In the winter I learned how to shovel snow and tend a fire, important skills if you didn’t want to get stranded or freeze. Our driveway was a quarter mile dirt road up a mountain. Even with my father's dedicated care, there were times of year it was inaccessible by car and the only option was to hike out. I lived at the edge of town so I was the first one on the school bus and the last one off. My town had no stoplights and all but two of the roads were dirt. My rides to and from school lasted an hour each way, and contained such perils as high school students and bumps in the road big enough to throw you out of your seat. Occasionally they would get so big kids would hit the top of the bus. For a while my friend and I would intentionally sit above the back wheels, where the bumps were the biggest, until we got tired of having the wind knocked out of us, an uncomfortable and terrifying feeling.
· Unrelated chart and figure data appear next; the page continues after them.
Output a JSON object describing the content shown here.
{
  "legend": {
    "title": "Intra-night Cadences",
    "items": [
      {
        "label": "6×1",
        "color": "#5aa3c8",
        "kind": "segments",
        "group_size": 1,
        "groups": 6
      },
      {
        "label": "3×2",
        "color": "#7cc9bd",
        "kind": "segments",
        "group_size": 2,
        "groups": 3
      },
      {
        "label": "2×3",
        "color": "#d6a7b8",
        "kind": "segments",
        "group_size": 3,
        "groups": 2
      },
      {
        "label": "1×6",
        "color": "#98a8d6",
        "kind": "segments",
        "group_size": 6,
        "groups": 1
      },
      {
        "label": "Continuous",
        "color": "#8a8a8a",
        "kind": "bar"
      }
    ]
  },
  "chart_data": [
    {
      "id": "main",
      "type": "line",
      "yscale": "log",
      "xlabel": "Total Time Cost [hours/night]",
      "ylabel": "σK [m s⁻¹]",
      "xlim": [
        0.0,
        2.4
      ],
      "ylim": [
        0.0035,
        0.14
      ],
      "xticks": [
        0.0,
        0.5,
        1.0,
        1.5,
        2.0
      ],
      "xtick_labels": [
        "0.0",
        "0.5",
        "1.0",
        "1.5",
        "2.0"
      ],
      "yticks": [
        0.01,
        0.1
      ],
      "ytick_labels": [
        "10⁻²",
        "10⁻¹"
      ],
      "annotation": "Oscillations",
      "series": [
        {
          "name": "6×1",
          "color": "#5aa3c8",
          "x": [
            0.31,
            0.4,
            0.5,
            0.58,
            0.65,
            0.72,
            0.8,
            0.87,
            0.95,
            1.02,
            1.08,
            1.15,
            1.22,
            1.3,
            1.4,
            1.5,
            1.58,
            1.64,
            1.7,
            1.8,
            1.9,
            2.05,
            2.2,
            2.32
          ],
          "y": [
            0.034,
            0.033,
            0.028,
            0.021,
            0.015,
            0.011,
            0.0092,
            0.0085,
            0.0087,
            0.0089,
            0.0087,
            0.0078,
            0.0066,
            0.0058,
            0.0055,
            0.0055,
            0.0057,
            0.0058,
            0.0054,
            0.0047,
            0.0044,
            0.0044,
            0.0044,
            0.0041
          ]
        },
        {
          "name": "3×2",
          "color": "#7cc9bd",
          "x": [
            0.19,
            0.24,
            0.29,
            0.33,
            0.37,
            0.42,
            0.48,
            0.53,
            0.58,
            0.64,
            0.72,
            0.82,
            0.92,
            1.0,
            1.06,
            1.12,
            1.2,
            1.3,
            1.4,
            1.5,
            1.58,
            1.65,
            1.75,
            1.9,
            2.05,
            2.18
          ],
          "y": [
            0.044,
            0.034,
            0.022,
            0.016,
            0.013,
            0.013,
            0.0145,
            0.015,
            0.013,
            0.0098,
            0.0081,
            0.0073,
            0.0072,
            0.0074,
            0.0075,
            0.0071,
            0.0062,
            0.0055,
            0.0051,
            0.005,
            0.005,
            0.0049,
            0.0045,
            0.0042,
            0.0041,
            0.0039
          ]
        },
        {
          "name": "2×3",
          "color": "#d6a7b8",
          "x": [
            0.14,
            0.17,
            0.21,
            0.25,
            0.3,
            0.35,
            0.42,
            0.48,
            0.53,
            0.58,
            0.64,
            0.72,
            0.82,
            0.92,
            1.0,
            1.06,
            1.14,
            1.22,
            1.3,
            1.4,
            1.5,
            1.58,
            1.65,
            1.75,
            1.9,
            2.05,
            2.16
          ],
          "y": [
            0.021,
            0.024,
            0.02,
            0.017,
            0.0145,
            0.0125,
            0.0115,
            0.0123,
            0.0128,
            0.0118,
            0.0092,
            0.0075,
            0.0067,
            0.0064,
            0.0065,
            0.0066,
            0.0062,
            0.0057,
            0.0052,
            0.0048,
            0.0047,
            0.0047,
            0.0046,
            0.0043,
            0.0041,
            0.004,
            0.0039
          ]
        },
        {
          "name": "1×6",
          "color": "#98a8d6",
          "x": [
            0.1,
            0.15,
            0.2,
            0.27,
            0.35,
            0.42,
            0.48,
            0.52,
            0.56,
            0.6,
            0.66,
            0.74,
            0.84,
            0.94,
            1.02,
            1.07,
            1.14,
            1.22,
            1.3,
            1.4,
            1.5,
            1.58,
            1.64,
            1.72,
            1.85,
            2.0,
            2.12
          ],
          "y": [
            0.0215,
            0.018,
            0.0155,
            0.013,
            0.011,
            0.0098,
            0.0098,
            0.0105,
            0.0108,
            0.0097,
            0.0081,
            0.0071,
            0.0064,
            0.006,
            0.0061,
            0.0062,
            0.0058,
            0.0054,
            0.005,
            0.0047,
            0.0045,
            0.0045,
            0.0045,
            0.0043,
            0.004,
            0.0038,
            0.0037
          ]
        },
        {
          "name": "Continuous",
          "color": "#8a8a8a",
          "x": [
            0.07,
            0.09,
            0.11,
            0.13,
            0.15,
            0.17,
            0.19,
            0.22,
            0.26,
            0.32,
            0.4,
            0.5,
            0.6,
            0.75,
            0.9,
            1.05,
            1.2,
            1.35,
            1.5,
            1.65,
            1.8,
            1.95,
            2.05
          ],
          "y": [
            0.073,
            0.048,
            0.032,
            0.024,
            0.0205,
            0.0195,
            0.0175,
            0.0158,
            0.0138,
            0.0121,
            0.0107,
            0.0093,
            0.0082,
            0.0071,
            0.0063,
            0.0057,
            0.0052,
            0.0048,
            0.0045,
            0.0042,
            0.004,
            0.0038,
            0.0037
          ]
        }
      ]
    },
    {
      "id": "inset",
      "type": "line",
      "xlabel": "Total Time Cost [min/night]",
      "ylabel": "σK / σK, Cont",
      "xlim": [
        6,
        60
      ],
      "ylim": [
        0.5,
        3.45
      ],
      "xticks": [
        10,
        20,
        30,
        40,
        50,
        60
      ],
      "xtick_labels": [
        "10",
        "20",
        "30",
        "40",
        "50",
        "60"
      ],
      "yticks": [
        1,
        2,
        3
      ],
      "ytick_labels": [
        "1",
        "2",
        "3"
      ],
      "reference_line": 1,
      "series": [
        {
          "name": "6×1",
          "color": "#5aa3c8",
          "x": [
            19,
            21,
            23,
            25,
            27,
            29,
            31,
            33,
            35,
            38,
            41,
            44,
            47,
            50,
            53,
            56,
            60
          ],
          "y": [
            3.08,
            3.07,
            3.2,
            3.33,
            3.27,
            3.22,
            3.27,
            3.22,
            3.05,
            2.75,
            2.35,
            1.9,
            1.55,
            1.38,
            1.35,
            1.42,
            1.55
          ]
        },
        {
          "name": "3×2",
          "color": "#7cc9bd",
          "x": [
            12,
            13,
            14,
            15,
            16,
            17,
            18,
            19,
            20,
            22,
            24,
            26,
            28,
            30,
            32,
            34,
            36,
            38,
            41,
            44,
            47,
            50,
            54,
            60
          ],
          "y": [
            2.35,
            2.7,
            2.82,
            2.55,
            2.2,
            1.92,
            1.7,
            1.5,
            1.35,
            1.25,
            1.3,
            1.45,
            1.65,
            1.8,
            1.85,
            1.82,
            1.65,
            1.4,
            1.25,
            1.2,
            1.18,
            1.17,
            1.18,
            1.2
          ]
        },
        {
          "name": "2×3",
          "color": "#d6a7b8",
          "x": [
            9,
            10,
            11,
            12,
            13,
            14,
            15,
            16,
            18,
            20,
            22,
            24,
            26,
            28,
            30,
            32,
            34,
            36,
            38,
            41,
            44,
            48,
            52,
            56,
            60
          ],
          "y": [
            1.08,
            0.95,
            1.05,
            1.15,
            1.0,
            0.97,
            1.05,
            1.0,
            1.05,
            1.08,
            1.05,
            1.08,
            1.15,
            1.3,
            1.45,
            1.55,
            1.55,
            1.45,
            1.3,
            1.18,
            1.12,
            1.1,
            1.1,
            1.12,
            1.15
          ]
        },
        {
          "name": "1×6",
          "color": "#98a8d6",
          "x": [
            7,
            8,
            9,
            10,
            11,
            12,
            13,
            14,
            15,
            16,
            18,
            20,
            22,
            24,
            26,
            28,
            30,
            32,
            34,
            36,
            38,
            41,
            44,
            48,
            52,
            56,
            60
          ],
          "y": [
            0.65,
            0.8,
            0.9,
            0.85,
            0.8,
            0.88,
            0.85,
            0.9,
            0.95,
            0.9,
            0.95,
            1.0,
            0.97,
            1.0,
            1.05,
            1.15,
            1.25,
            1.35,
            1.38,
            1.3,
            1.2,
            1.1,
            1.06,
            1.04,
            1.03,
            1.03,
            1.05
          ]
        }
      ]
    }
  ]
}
My first school had only two classrooms, but this was appropriate as there were only five people in my grade and so each class had several grades. One time bees got loose in the school. Another time a student brought a snake they found on the way in and it bit the principal. Eventually the school got to be too small or too unsafe or both. Certainly, the playground’s many wooden structures were starting to rot, leaving jagged, splintery holes and missing monkeybars. The second school was superior in that it was much bigger, and because in the corner of the property was a washed out culvert where at recess we could excavate cow bones buried back when the land had been a farm.
Socially, Vermont was a strange concoction of eclectic energies blended into something palpable. The three primary tribes of hippies, yuppies, and rednecks, overlapped and blended in a loose Venn diagram that muffled and padded their differences, smoothing communities out into something cohesive and functional. People helped their neighbors, even if they didn’t always agree. The culture was also divided into three parts, although they strangely did not correspond to the social groups. One part was cute, quirky small town Americana, full of coffee houses, summer concerts in the bandstand, neighbors helping each other out, and all of the most generic holiday celebrations. One part was backwoods depravity brought about by wealth or lack thereof, a hidden underbelly of affairs, addiction, abuse, arson, occasional murder or suicide, crimes of the madness brought on by the wild spirits of nature and the extended solitude of the dark winter months. One part was comical hijinks and shenanigans, likely involving some combination of drugs, alcohol, fire, guns, sleeping with someone you shouldn’t, getting in a fight, and going to or from a place while unsafely operating a car in bad driving conditions. This all followed by reconciliations or an attempted cover ups and repeated with comforting regularity.
I never fit in socially, although in high school I eventually found a small group of freaks and weirdos who trauma bonded together until they could go places where their talents and idiosyncrasies could be appreciated. I am grateful that I got to grow up in Vermont at the time that I did. It is a beautiful place and it has made a lasting impression on my perspective and ethos. But it wasn’t the right place for me, I had to leave and did so as soon as it was convenient. My visits back reaffirmed that Vermont is not a place where I thrive, but also that I am very lucky to have gotten to spend that time there.